In Mobile, Sometimes the First Winds Up Last
Mobile networks never remain constant, in terms of capacity, end user demand or coverage. Within any 24-hour period, demand will shift even on any single operator’s network as people move about.
Operators add new capacity, while the number of users of data bandwidth also changes virtually daily, so demand and supply are dynamic.
That means any snapshot of how fast a mobile network might be, or how extensive its coverage, will change over time. The latest study by Open Signal of Long Term Evolution networks globally shows how fluid speeds are, over time.
Some networks “got faster,” while others “got slower,” a function of supply and demand. Networks that got faster likely added supply, but did not see a commensurate increase in usage.
Networks that got slower probably “suffered” because users were added to existing networks faster than supply investments, increasing contention for available bandwidth.
So it is that U.S LTE networks, overall, showed slower average speeds in the second half of 2013, compared to the first half of 2013, with “average speeds” decreasing 32 percent.
Among the possible reasons, one might argue, are saturation of some cell sites operated by Verizon, growing demand on all the networks and relatively slow performance on Sprint’s network, for example.
MetroPCS averaged just 2.4 Mbps; Sprint 4.2 Mbps, for example. Verizon averaged 7.6 Mbps while AT&T averaged 8.9 Mbps.
Likewise, U.S. consumers are rapidly approaching smartphone ownership levels of the United Kingdom, an early leader in smartphone adoption.

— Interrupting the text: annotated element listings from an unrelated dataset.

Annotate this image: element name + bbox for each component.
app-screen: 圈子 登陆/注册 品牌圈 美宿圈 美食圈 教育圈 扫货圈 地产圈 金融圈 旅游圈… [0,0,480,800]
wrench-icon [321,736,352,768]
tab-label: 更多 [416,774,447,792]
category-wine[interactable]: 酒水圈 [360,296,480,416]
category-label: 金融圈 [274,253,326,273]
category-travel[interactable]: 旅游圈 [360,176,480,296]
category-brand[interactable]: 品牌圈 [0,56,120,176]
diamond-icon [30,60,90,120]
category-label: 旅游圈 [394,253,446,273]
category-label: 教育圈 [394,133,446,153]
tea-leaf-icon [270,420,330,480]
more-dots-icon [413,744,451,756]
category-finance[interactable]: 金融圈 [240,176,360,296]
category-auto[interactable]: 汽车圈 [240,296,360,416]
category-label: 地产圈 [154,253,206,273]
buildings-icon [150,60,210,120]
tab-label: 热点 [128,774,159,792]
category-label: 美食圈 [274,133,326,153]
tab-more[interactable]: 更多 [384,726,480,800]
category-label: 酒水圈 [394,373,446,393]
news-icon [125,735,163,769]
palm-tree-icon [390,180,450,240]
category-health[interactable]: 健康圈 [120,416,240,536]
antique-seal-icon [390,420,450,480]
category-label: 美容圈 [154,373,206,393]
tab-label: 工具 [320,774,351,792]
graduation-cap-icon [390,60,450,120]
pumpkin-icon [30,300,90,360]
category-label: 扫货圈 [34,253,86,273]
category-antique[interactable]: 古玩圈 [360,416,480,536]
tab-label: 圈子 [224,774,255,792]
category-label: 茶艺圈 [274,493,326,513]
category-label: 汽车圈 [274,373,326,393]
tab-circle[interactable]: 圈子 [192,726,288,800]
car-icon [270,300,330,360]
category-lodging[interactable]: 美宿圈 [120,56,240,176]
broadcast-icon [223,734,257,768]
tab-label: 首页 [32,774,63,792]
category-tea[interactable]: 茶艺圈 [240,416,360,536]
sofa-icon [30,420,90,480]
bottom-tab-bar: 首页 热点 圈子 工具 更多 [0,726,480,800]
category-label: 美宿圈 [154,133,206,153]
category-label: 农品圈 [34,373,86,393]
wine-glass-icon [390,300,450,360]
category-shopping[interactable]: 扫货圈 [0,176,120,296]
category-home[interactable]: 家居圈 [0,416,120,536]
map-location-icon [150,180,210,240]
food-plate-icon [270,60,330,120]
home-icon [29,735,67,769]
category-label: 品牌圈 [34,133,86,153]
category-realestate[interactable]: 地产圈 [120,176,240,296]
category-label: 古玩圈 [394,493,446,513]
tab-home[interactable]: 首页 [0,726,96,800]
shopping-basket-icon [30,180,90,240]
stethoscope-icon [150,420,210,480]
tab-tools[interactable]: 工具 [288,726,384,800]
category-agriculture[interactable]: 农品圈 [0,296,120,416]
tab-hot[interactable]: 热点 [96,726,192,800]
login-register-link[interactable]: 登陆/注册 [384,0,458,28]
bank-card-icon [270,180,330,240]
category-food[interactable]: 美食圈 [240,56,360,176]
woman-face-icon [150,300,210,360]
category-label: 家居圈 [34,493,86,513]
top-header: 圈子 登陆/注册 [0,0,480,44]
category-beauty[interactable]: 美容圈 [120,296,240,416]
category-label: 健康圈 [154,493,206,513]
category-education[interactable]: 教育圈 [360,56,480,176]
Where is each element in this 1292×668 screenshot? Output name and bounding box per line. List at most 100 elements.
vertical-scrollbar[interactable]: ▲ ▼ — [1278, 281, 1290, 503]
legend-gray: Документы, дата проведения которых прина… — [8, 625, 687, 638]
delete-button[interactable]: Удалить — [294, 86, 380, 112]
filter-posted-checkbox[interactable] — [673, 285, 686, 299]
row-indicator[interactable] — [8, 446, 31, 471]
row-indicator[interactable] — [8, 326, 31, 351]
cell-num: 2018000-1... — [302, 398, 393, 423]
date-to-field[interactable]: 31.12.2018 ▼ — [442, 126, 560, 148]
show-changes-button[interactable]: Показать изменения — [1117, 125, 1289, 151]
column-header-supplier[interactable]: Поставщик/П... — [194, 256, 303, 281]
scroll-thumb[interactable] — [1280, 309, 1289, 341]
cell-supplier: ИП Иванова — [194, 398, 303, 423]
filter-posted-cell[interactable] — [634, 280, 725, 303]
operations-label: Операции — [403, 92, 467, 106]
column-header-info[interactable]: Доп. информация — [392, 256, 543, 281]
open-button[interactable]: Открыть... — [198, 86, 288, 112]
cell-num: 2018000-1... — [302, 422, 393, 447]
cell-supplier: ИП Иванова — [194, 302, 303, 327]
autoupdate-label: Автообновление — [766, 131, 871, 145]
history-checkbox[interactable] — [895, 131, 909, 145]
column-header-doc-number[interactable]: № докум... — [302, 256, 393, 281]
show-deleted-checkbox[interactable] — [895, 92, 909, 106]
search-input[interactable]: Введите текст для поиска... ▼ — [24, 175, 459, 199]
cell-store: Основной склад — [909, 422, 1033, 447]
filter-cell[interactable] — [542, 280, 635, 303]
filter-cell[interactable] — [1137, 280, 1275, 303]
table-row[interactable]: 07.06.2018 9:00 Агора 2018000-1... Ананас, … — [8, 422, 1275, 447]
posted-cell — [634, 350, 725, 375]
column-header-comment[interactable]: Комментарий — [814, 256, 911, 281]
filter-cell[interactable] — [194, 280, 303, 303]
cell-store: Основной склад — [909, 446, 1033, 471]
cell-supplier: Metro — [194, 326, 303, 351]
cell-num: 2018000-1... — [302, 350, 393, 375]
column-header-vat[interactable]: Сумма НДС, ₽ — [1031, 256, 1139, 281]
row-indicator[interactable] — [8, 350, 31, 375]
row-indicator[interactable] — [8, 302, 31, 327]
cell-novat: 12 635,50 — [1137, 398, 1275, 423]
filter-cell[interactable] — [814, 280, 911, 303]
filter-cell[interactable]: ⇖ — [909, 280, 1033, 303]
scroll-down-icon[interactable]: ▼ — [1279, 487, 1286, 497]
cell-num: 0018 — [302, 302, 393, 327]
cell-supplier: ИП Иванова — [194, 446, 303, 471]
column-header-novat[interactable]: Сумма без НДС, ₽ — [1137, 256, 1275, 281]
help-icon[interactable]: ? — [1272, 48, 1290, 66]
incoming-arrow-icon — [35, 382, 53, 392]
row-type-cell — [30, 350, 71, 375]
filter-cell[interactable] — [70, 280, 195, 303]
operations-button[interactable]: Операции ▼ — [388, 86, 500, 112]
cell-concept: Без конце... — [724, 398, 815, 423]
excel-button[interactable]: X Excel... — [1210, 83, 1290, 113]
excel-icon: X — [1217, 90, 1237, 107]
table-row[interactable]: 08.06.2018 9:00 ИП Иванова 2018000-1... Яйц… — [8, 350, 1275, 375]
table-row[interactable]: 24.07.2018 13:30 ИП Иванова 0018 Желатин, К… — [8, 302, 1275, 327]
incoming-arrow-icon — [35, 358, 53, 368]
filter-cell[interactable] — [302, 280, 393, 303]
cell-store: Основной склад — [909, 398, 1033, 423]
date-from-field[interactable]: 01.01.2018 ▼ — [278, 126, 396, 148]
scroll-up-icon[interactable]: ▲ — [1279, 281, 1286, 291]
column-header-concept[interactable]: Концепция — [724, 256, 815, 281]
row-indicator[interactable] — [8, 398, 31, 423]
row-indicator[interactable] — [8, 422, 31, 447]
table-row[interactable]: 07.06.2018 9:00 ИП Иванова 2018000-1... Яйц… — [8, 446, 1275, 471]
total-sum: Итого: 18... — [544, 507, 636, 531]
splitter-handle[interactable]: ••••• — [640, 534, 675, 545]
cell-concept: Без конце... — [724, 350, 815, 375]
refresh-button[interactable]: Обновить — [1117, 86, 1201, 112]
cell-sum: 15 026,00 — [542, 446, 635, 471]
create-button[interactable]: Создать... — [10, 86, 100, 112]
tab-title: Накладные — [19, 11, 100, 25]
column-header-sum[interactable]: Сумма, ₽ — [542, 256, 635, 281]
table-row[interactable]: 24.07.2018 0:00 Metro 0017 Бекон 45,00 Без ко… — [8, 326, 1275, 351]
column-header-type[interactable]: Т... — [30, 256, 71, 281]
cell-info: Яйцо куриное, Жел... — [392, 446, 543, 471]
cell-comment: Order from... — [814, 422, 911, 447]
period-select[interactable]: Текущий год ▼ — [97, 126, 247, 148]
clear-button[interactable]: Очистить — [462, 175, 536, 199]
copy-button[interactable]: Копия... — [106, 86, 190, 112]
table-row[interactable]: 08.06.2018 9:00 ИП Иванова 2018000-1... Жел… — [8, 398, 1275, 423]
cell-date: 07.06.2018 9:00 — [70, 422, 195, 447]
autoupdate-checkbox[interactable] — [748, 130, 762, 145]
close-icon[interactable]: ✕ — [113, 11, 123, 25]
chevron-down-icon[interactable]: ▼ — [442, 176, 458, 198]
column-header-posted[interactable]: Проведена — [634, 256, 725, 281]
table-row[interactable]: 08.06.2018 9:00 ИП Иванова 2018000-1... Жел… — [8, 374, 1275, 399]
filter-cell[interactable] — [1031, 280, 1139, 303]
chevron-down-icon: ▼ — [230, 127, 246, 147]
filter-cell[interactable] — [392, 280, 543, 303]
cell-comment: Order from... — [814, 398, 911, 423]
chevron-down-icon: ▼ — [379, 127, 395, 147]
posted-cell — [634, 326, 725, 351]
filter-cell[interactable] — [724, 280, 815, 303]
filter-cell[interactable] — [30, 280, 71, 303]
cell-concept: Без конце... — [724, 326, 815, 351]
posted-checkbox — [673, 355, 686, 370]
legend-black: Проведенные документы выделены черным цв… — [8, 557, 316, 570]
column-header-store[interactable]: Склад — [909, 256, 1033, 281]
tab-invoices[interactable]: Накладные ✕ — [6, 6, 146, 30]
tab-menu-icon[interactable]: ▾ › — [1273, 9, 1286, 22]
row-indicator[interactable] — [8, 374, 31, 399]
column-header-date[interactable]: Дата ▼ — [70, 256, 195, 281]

According to eMarketer, 65 percent of U.S. mobile phone users have smartphones, compared to 66 percent of U.K. users.
The point is that communication markets are dynamic. As much as European policymakers might worry about “Europe falling behind,” it wasn’t so long ago that the U.S. market was considered “behind,” on several measures of mobile adoption.
Things change. A perception of “being behind” will spur investment. Also, there is a tendency to be crudely deterministic about correlations between attributes such as broadband speed and other economic outputs.
How people use high speed access is more important than “how fast” they can use it, at many levels.
In other words, it is “how” technology is used productively that counts, not the amount of raw computing power or connectivity.